I heard a girl wondering about the trees—oh yes, I listen, even to that. Winter is very quiet, you know. I speak my loudest in howling winds, and even howling winds whisper, though they whisper like a frustrated parent at the kind of restaurant that features bread baskets and interminable smooth jazz.


But back to the girl and the trees. She wondered if they get body conscious, breathless, or tired in winter, stripped of their breathing bikini banquets, their leaves which make everyone so love my cousin Fall. The girl sometimes looks at her naked body and think, "Damn, self, you’re looking good!" But other times she feels like a frump of fluffy foldiness, and would rather be wearing clothes. "Does it vacillate, too, for the trees?" she wondered?


The trees don’t often talk to me, and when they do, it’s a quiet discourse.

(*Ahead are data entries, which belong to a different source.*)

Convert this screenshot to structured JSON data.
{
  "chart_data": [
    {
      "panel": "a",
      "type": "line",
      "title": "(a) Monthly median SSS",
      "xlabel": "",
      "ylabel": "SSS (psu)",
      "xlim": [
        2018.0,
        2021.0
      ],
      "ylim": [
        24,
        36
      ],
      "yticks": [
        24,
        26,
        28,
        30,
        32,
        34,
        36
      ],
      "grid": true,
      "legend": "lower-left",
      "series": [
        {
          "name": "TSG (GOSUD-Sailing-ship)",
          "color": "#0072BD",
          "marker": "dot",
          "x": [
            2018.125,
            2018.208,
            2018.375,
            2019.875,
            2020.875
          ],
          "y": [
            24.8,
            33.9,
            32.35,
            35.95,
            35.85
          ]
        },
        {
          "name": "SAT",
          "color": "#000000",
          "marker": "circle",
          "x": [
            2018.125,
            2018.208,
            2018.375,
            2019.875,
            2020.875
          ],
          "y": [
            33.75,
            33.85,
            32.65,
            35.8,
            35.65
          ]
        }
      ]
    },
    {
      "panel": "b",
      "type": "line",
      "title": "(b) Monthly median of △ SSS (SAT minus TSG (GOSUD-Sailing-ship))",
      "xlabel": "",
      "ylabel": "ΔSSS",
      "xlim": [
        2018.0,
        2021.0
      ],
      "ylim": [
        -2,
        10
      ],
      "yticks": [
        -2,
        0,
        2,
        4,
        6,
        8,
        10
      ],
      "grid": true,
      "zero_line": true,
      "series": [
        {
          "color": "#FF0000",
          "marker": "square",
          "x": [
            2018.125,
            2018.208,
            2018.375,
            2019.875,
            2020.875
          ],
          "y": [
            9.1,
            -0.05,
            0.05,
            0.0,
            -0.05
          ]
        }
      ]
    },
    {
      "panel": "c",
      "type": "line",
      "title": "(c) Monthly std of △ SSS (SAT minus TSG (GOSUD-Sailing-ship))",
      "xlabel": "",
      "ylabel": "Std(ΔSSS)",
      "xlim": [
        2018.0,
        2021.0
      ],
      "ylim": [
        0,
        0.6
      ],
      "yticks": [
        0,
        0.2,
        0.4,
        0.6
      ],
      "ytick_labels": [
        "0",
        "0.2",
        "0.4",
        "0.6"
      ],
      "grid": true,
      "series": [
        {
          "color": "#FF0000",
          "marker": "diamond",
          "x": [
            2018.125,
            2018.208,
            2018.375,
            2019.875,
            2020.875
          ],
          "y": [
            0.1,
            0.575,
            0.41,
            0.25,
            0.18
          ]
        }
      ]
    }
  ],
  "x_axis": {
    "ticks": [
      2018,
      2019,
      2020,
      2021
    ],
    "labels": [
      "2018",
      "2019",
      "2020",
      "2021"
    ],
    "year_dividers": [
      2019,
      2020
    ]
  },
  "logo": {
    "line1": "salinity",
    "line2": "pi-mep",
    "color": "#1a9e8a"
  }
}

We whisper back and forth, some retain a few brown leaves to rustle into chill of passing air. Most are too old to be self conscious. They’ve seen too much. Born witness to bunnies and bobcats and blood on the snow. Watched torn pelts decay around ribcages and skulls. "Bodies are so ephemeral," they tell me. "And what is a body any way?" They ask this of the winter winds. We laugh. They continue, "We live with the mycelium, our brothers, whose bodies, or body, singular, can span miles and days beneath the earth."


Have I mentioned my love affair with Fall? I know I have. I have a long memory, but I like to seem relatable. I said we’re siblings and that we're cousins—so I'm sure you're all weirded out right now. Don't be. Think of us the way you might think of divine right monarchs, or Greek gods. That might help.


I also mentioned the mycelium. It always saddens me to watch fall’s beautiful mushrooms shrivel and freeze. Fall laughs in fungus. Maybe not as sexy as spring's flowers, but mushrooms have an understated glory and unceasing variety. They're also much more nourishing than spring’s flowers or summer’s berries.


To those of you who love me, I love you too. I try my best to melt your frosty windshields with cold sun before you leave for work. I tuck your children in for bed, promising snow days and precious, leisurely pancake breakfasts. I kill the mosquitoes and ticks. Yes, I am mentioning it again. I'm proud of that. I want you to live through another damned spring so you can see me again and whisper me your secrets.


When you see the slush of spring, remember, I will be back after my shift in the far south, but not before Fall visits to bless you with mushrooms and transitioning foliage.


To those of you who resent me, I love you, too. You might fall on your ice, but while you’re on the ground, look at the gorgeous tessellations of the frost. I made those for you. I wanted you to see them, but I wasn’t going to yell.